Hiatal hernia Repair, Nissen Fundoplication and the Hypercontractile Esophagus
C.M. is a 71-year-old patient with worsening GERD related symptoms of 30-year duration. After years of proton pump inhibitor therapy, she has stopped responding to medical treatment and decided to seek more effective GERD treatment options. An upper endoscopy with ambulatory pH testing showed a hiatal hernia and confirmed the diagnosis of GERD. Esophageal manometry revealed a hypercontractile esophagus without esophageal outflow obstruction. Of note, patient reported a history of dysphagia to solid food like rice and bread. She underwent esophageal balloon dilation around 5 years prior to presentation and her dysphagia related symptoms resolved. She also has primary hypertension and is on several anti-hypertensive medications including calcium channel blockers. She has no chest pain and her main complaint upon presentation was heartburn with occasional food regurgitation.
She was offered hiatal hernia repair with Nissen fundoplication. Patient agreed to proceed and underwent the procedure with no complications. Her GERD related symptoms immediately resolved. Two months after surgery she was tolerating regular diet with no dysphagia, regurgitation, or chest pain.
The incidence of hypercontractile esophagus (also called nutcracker esophagus) in GERD patients presenting for hiatal hernia repair and Nissen fundoplication is low. The presence of hypertensive esophageal contractions and normal peristalsis is, however, not a contraindication for Nissen fundoplication. The success rate of Nissen fundoplication in cases of hypertensive esophageal contractions remains high even in the presence of elevated lower esophageal sphincter resting pressure. It should be noted that diffuse esophageal spasm is different from hypercontractile esophagus and is characterized by uncoordinated and simultaneous contractions. Patients with diffuse esophageal spasm typically present with chest pain and around 20% of patients report heartburn. Calcium channel blockers, hydralazine and sublingual nitroglycerine are often used to relax the esophagus and alleviate symptoms. In certain cases, a long myotomy with partial fundoplication may be offered especially when patients do not respond to medications. Due to poor esophageal motility, Nissen fundoplication has been traditionally contraindicated in these cases.

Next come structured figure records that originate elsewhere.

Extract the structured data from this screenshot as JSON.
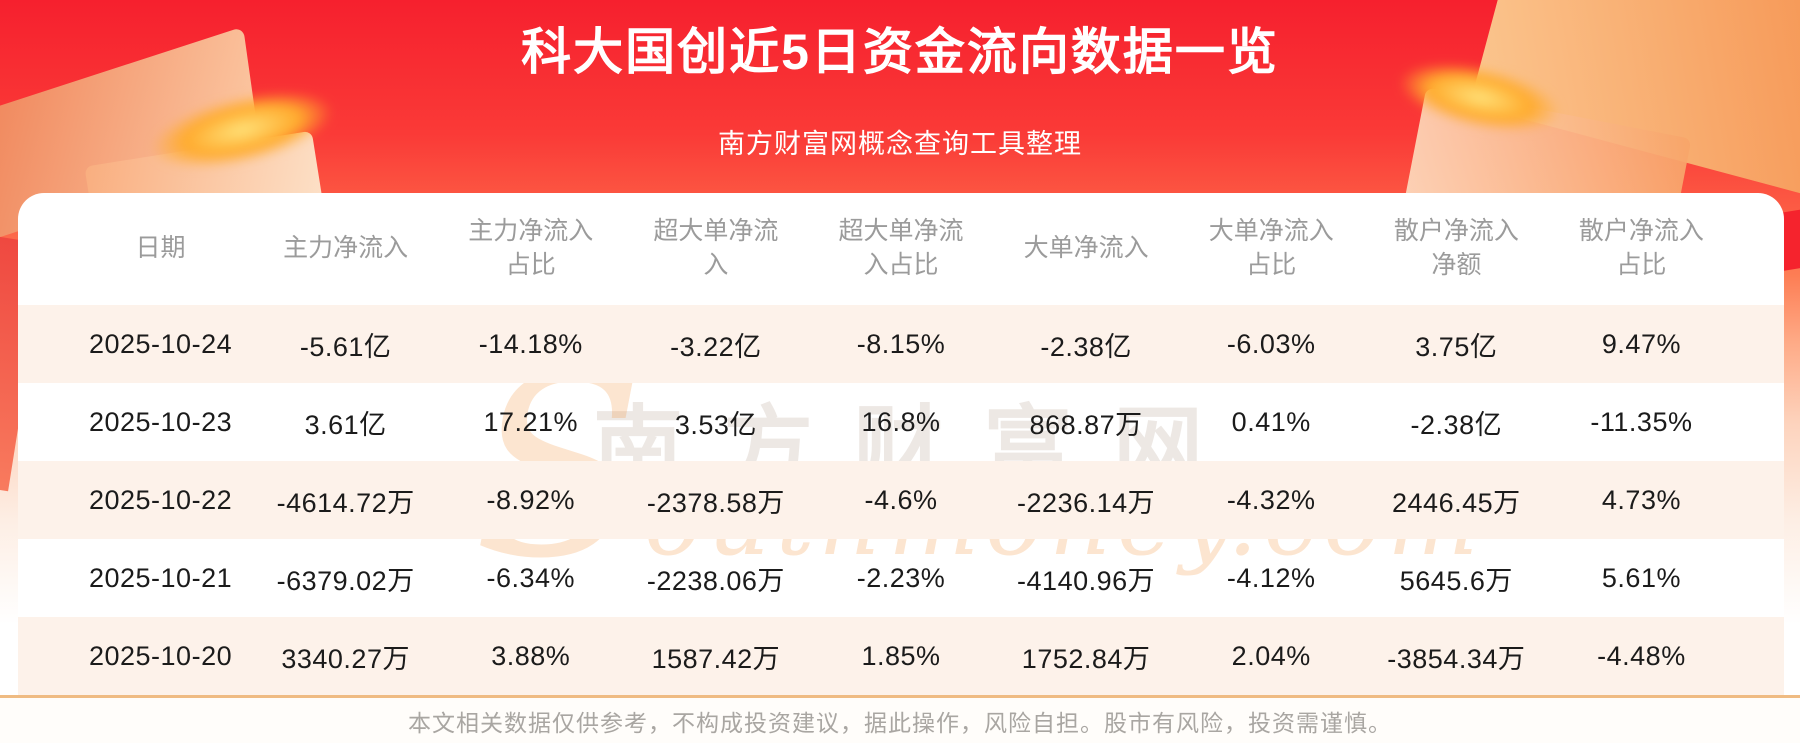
{
  "page": {
    "title": "科大国创近5日资金流向数据一览",
    "subtitle": "南方财富网概念查询工具整理",
    "disclaimer": "本文相关数据仅供参考，不构成投资建议，据此操作，风险自担。股市有风险，投资需谨慎。"
  },
  "colors": {
    "banner_red": "#f6202e",
    "row_stripe": "#fdf2ea",
    "separator": "#efbb82",
    "header_text": "#9b9b9b",
    "body_text": "#1b1b1b",
    "footer_text": "#a9a6a2",
    "title_text": "#ffffff"
  },
  "watermark": {
    "cn": "南方财富网",
    "en_initial": "S",
    "en_rest": "outhmoney.com"
  },
  "table": {
    "headers": [
      "日期",
      "主力净流入",
      "主力净流入\n占比",
      "超大单净流\n入",
      "超大单净流\n入占比",
      "大单净流入",
      "大单净流入\n占比",
      "散户净流入\n净额",
      "散户净流入\n占比"
    ],
    "rows": [
      [
        "2025-10-24",
        "-5.61亿",
        "-14.18%",
        "-3.22亿",
        "-8.15%",
        "-2.38亿",
        "-6.03%",
        "3.75亿",
        "9.47%"
      ],
      [
        "2025-10-23",
        "3.61亿",
        "17.21%",
        "3.53亿",
        "16.8%",
        "868.87万",
        "0.41%",
        "-2.38亿",
        "-11.35%"
      ],
      [
        "2025-10-22",
        "-4614.72万",
        "-8.92%",
        "-2378.58万",
        "-4.6%",
        "-2236.14万",
        "-4.32%",
        "2446.45万",
        "4.73%"
      ],
      [
        "2025-10-21",
        "-6379.02万",
        "-6.34%",
        "-2238.06万",
        "-2.23%",
        "-4140.96万",
        "-4.12%",
        "5645.6万",
        "5.61%"
      ],
      [
        "2025-10-20",
        "3340.27万",
        "3.88%",
        "1587.42万",
        "1.85%",
        "1752.84万",
        "2.04%",
        "-3854.34万",
        "-4.48%"
      ]
    ]
  }
}
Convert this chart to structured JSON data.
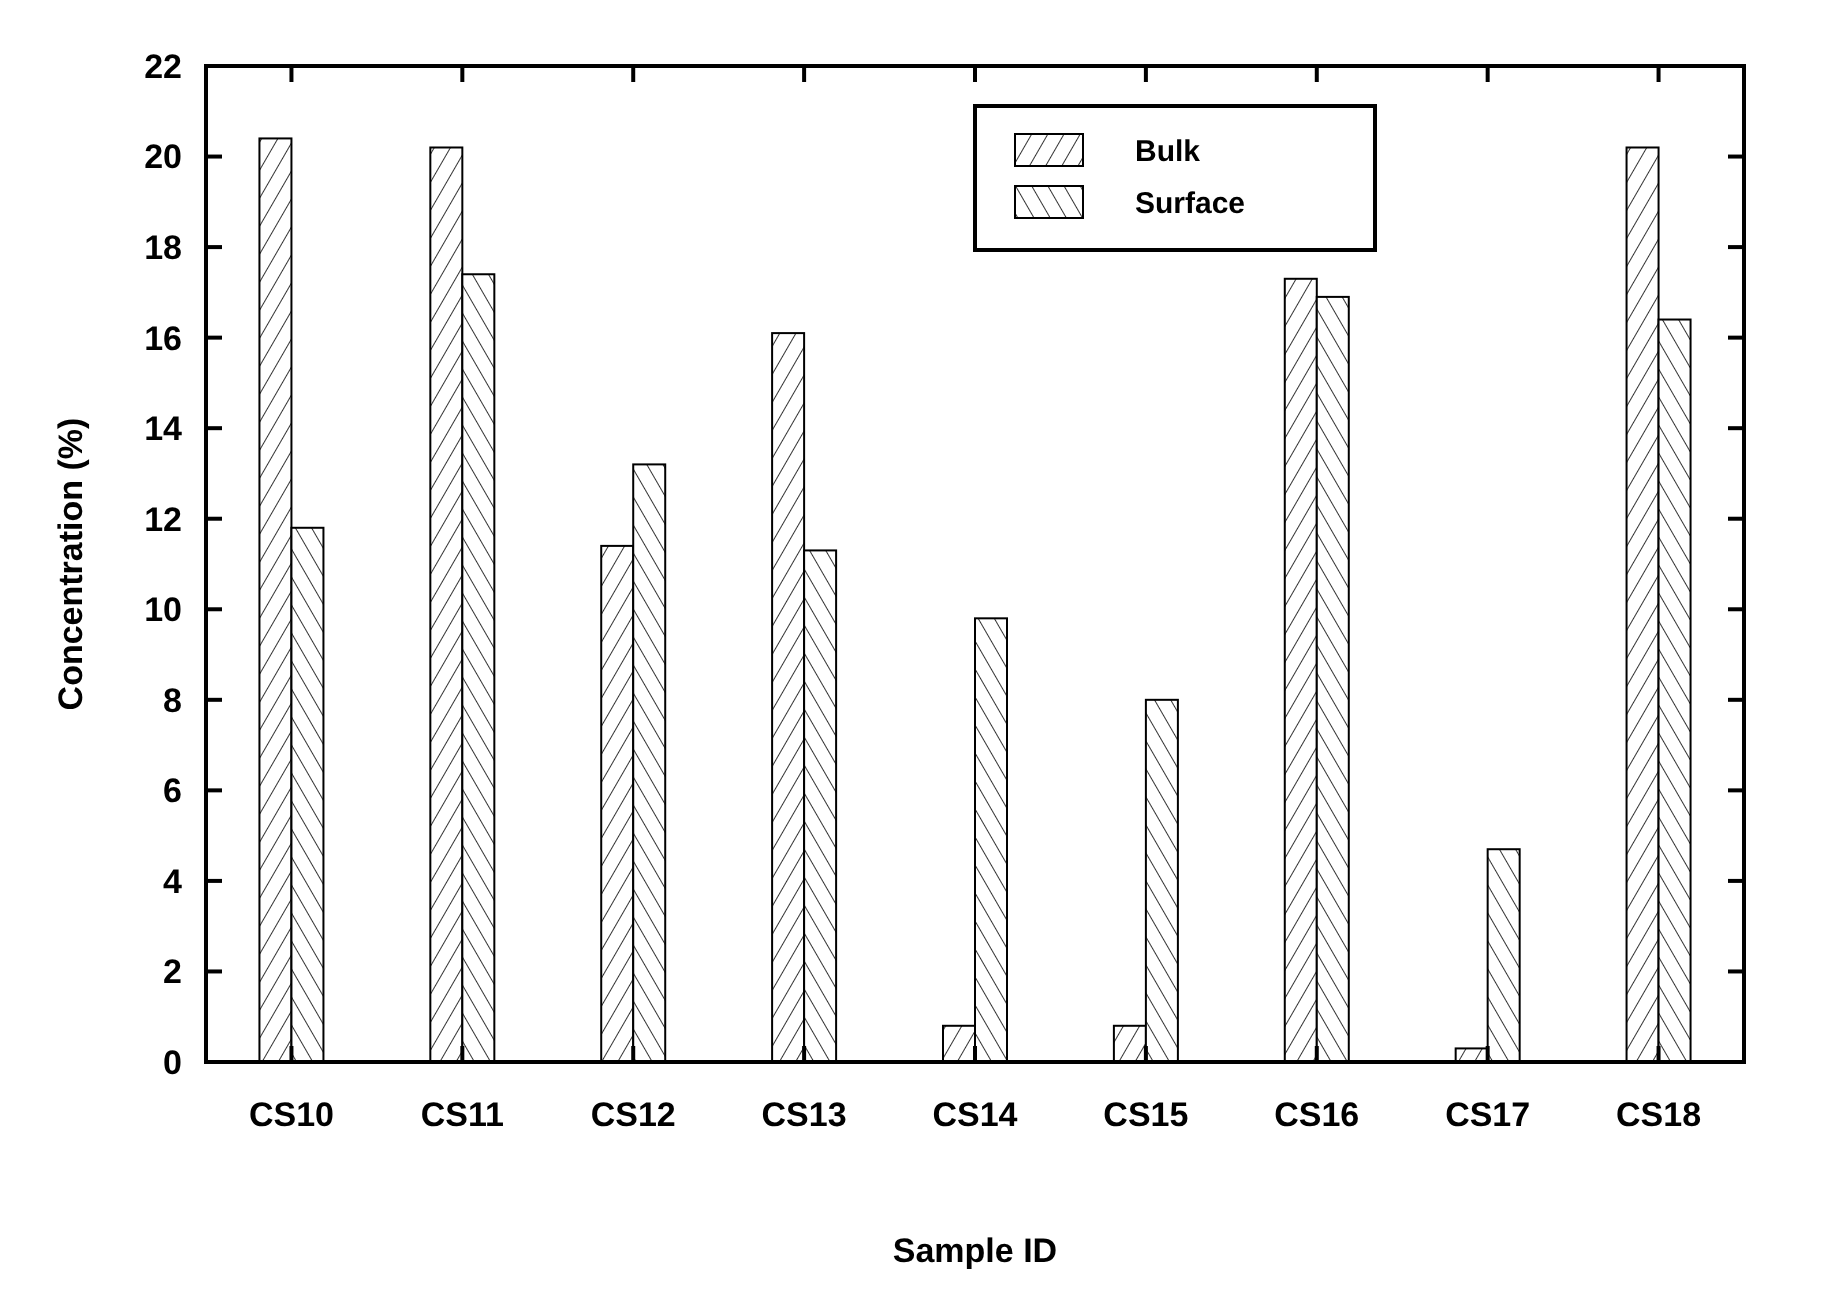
{
  "chart_data": {
    "type": "bar",
    "xlabel": "Sample ID",
    "ylabel": "Concentration (%)",
    "categories": [
      "CS10",
      "CS11",
      "CS12",
      "CS13",
      "CS14",
      "CS15",
      "CS16",
      "CS17",
      "CS18"
    ],
    "series": [
      {
        "name": "Bulk",
        "color": "#000000",
        "values": [
          20.4,
          20.2,
          11.4,
          16.1,
          0.8,
          0.8,
          17.3,
          0.3,
          20.2
        ]
      },
      {
        "name": "Surface",
        "color": "#000000",
        "values": [
          11.8,
          17.4,
          13.2,
          11.3,
          9.8,
          8.0,
          16.9,
          4.7,
          16.4
        ]
      }
    ],
    "ylim": [
      0,
      22
    ],
    "yticks": [
      0,
      2,
      4,
      6,
      8,
      10,
      12,
      14,
      16,
      18,
      20,
      22
    ],
    "grid": false,
    "legend": "top right"
  }
}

Last, I would like to mention that there may be a causal relationship between esophageal motility disorder and GERD. Pelligrini et al reports in the study I reference at the end of this blog that elevated contraction amplitude in nutcracker esophagus cases decreased after Nissen fundoplication. Whether GERD contributes to altered esophageal motility patterns remains to be determined.
Outcomes of laparoscopic Nissen fundoplication in patients with the “hypercontractile esophagus”. Barreca M , Oelschlager BK, Pellegrini CA.
Arch Surg. 2002 Jun;137(6):724-8, discussion 729.